First register voters, then get-out-the-vote. To get more involved with voter outreach, contact the campaigns in your district for Congress, for your state races, for the presidency, and offer to volunteer. They all have websites and contact information. They will welcome your help and you can decide how much time you have to give and what you would like to do: canvassing, phone banking, putting up signs or writing postcards to voters. The campaigns will be happy to train you. You know from the book, that I am a strong believer in canvassing because we get to speak directly to voters. And even if they aren’t home, we leave information at their door. They know someone took the time to come to their house.

If that prospect of speaking to strangers scares you, I understand. You will read in the book about the first time I went out canvassing. I was with the great Mike Anthony of the Southampton Town Democratic Committee (SHDems), former chairman of our committee and a very experienced canvasser.
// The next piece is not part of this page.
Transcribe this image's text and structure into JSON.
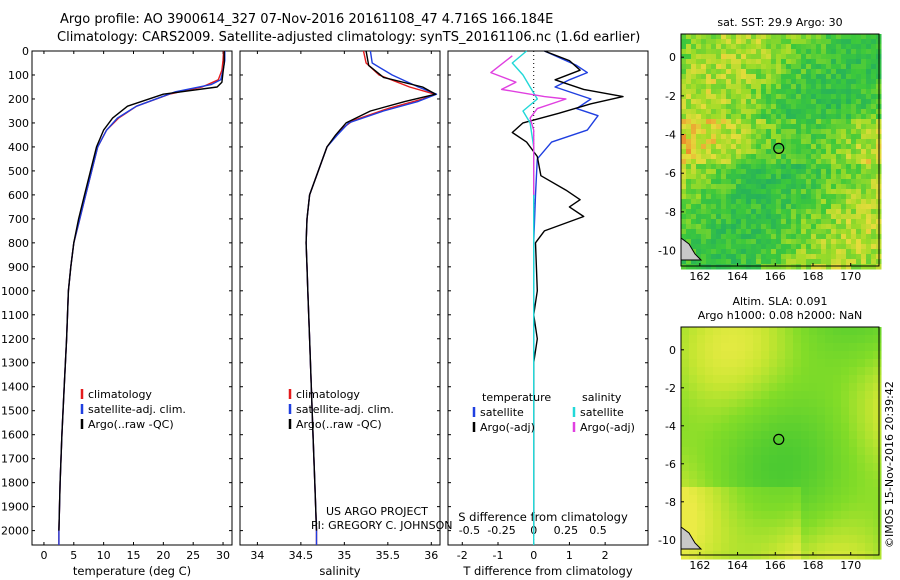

That first time I stood stiff and mute while he knocked on the doors and spoke to the voters. But then I went out again and again and each time it got easier. Trust me, if I can learn to do it, so can you. You will become a pro in no time and you will feel better for it.

Posting on social media might feel good, but it doesn’t persuade voters. You are only speaking to the already converted. If we are going to power blue wave 2.0, we need to reach those non-Democratic Party voters. So do not forget what we accomplished in 2017 in local races and how we won the House in 2018. There is no reason we can’t do the same this year.